Spaghetti with Beets, Walnuts, and Goat Cheese

3.00 avg. rating (65% score) - 3 votes

Spaghetti with Beets, Walnuts, and Goat Cheese

Adapted from Sara’s Secrets for Weeknight Meals (Broadway Books, 2005), by Sara Moulton

Total Time: 15
Yield: 6 servings


  • 1 pound spaghetti (or your favorite pasta shape)
  • 2 tablespoons extra-virgin olive oil
  • 1 large red onion, sliced (about 2 cups)
  • 2 garlic cloves, minced (about 2 teaspoons)
  • 2 pounds beets, peeled and grated
  • 10 ounces soft goat cheese (about 1-1/3 cups), crumbled
  • 3 tablespoons fresh lemon juice
  • Kosher or sea salt and freshly ground black pepper
  • 1/2 cup walnuts, toasted


Bring a large pot of salted water to a boil. Add spaghetti and cook until al dente, about 8 to 10 minutes. Drain, reserving 1 cup cooking liquid. Transfer spaghetti to a large bowl.

In a medium-size saute pan over medium heat, add oil and cook onion and garlic until softened, about 5 minutes. Add beets and cook another 8 minutes, until softened. Add reserved cooking liquid and goat cheese; cook, stirring, until cheese softens into a sauce. Add lemon juice; then add salt and pepper to taste.
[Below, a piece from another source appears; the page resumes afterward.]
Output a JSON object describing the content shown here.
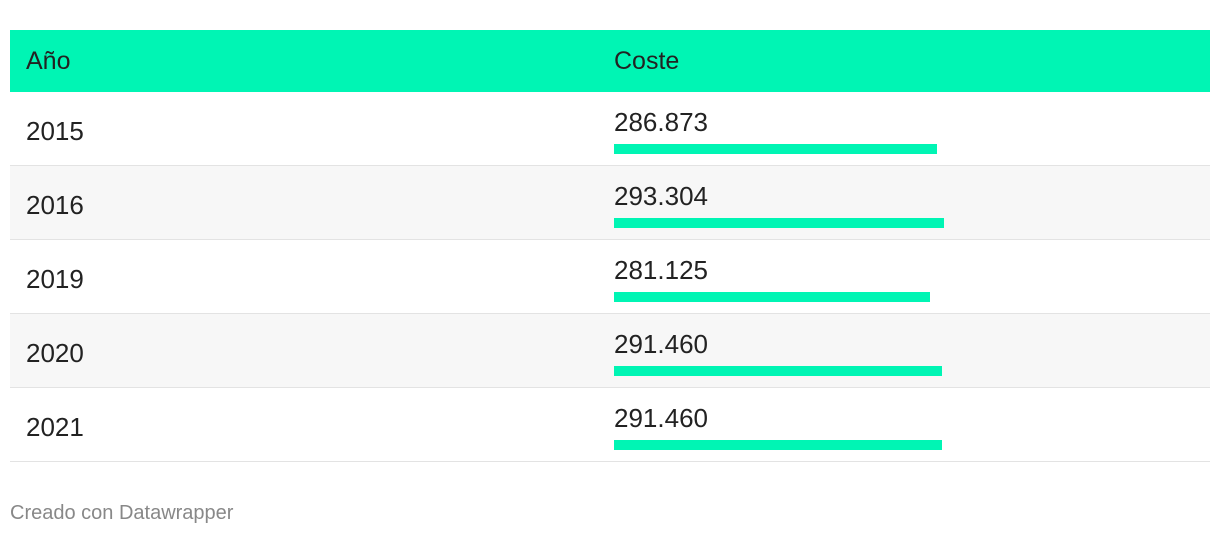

Add sauce to spaghetti and toss well. Divide among 6 bowls and top each serving with toasted walnuts.
  • I left the walnuts out and serve this with chopped grilled lamb. Love it. Don’t be shy on the goat cheese . I save some of the grated raw beets for salads and sandwiches.

  • Anonymous

    I never make a recipe exactly as it’s given, so I chopped up the beet tops also and added them in at the end. I used a thicker pasta (rotini or penne), and have also used rice.

  • This dish has little to recommend it. The flavor is flat and the texture somewhat grainy. The ruby red color is intriguing but may be a real turnoff to non-adventurous types.